The King is the first of Nigerian Kings to abolish the Osu caste system, thus making everyone in the province of Nnewi free born. Kenneth also discouraged wastage of resources at traditional marriage and funeral ceremonies.

=== Social advocacy ===

The King dealt with a political crisis in Nnewi by allowing the town in a general assembly to choose a title for him to restore peace in the town. Thereafter, the community named him the GENERAL OF PEACE. His other title is, Commander of the Order of the Niger (CON). The Chief is a one-Star Paul Harris Fellow of Rotary International.

=== Education sector ===

The King was instrumental in the establishment of a Teachers Training College in Nnewi; now Nnamdi Azikiwe University, Nnewi.

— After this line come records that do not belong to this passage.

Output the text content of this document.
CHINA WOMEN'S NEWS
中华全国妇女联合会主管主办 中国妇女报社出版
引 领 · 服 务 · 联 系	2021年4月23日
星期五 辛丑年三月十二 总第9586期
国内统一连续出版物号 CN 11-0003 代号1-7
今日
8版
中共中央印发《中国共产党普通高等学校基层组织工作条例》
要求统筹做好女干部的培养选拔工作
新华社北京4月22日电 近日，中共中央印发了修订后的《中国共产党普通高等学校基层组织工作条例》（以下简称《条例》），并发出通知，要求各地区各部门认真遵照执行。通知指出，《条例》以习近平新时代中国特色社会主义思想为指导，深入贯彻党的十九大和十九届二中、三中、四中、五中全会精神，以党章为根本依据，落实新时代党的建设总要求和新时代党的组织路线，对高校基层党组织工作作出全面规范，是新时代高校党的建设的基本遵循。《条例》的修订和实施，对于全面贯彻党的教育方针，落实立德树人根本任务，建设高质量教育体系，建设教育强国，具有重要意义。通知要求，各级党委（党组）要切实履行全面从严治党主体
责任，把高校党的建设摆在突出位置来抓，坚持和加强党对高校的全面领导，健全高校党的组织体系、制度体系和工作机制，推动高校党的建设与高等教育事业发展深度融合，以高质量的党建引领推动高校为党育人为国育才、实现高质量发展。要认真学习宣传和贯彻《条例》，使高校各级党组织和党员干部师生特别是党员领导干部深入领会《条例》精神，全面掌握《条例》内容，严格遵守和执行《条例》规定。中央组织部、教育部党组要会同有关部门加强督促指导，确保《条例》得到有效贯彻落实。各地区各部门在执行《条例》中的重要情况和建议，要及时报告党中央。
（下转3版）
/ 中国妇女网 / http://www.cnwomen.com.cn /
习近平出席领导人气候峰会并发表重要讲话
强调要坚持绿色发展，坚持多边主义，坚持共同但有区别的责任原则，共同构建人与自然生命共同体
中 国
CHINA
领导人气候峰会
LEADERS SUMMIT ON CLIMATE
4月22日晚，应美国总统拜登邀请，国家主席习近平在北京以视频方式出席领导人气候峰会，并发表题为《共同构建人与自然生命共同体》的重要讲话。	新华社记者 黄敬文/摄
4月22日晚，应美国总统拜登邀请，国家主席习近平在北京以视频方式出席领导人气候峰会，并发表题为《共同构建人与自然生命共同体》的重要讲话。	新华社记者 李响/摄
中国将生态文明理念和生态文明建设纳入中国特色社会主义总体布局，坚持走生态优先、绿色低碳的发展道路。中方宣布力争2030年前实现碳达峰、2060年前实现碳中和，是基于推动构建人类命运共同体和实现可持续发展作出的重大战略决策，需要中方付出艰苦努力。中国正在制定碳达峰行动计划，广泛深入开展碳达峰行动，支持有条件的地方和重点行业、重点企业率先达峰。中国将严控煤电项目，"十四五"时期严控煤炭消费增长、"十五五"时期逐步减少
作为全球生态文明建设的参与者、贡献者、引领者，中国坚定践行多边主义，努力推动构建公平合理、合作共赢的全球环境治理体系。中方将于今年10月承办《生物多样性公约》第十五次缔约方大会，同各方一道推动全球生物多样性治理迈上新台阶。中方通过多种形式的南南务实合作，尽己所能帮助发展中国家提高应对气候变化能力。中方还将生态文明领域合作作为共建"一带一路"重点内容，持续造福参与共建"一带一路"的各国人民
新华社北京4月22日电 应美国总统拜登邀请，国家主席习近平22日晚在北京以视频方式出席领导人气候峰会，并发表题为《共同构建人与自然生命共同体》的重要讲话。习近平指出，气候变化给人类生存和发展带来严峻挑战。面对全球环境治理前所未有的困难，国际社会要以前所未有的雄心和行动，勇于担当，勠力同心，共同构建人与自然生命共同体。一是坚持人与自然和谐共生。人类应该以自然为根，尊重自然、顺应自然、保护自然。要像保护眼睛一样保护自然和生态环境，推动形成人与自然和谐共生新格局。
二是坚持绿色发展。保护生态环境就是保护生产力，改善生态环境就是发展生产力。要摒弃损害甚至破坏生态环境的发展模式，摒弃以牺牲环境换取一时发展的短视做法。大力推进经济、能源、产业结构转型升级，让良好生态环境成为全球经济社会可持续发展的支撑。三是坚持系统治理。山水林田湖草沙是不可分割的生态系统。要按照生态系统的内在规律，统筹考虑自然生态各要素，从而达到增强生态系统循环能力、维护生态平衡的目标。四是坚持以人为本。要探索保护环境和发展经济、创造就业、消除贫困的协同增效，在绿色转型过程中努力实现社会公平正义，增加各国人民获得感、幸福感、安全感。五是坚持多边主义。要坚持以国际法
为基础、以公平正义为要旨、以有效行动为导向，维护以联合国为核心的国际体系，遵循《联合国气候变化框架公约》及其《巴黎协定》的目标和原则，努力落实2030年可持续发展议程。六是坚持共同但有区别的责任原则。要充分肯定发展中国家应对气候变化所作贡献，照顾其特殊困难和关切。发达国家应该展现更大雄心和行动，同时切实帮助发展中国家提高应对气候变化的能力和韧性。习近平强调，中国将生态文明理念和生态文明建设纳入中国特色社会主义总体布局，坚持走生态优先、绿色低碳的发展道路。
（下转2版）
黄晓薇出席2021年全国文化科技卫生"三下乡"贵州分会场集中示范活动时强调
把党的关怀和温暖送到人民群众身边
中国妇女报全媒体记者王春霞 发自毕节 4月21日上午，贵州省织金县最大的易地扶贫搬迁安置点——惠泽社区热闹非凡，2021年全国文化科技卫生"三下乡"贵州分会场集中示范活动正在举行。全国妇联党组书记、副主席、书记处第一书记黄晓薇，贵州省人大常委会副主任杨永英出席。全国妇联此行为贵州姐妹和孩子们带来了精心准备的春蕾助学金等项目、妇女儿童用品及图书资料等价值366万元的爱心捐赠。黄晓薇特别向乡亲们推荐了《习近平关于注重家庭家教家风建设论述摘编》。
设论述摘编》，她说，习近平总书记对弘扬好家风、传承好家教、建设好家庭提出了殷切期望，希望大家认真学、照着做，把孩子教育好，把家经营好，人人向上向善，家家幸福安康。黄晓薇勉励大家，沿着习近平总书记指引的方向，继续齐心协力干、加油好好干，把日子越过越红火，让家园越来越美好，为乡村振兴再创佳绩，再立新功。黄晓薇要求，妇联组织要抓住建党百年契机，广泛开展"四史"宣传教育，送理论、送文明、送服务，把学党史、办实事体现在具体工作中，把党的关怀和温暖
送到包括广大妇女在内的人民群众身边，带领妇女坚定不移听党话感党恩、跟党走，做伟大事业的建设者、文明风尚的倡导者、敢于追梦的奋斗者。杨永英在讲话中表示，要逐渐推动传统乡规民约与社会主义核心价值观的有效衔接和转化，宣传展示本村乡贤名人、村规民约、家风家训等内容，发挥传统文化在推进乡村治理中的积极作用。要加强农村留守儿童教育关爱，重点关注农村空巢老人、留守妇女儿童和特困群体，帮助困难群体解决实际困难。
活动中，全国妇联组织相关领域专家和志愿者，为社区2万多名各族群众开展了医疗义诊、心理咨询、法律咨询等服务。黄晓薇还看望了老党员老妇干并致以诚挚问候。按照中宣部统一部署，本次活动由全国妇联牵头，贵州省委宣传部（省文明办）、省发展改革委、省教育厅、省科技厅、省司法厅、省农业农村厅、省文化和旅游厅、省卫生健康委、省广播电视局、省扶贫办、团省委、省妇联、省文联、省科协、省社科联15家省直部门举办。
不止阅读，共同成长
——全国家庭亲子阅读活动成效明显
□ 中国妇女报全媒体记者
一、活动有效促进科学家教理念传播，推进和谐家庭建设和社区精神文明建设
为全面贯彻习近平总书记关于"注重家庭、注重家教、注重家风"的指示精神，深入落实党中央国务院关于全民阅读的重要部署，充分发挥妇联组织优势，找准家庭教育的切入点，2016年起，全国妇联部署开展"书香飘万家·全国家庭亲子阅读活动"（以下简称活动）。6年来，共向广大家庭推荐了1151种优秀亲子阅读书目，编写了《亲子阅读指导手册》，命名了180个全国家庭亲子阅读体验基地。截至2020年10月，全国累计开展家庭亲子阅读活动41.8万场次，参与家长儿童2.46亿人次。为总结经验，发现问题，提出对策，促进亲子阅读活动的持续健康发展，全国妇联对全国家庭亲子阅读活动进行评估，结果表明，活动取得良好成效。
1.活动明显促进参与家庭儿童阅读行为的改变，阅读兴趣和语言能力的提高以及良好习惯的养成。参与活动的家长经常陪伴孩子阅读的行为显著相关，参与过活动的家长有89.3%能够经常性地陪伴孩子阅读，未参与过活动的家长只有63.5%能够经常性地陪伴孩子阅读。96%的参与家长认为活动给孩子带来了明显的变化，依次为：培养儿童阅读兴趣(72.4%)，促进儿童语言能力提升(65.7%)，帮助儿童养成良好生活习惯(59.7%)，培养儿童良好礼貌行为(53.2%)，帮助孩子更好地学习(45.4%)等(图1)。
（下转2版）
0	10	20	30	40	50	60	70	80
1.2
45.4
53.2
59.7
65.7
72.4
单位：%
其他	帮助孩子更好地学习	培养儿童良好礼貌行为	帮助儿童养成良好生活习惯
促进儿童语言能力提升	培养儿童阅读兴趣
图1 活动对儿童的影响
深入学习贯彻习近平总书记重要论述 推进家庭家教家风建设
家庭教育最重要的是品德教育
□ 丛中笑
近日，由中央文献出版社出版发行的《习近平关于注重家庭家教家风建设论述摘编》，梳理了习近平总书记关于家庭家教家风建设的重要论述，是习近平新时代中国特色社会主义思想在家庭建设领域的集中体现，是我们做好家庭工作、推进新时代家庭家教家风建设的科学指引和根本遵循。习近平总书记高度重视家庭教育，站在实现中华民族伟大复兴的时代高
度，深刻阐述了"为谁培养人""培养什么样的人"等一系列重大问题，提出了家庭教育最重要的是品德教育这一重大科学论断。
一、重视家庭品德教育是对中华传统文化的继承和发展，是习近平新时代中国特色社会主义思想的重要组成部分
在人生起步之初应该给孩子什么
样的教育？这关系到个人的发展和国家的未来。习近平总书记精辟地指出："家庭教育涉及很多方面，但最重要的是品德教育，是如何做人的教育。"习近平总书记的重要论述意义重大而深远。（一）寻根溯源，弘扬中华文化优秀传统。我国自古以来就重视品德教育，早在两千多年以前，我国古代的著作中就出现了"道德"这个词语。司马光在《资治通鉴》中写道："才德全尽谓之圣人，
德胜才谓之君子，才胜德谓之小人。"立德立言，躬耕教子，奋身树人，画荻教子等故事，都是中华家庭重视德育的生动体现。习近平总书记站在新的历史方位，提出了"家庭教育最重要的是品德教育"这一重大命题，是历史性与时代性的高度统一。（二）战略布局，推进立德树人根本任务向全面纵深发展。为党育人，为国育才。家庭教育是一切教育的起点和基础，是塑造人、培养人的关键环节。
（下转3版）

He also advocated the siting of the College of Health Sciences of the University by encouraging Nnewi people to make significant financial contributions. He personally donated most of the land for the establishment of the school.

=== Business ===
The King facilitated the establishment of New Nnewi market and this market gave Nnewi prominence as one of the largest commercial cities in Nigeria.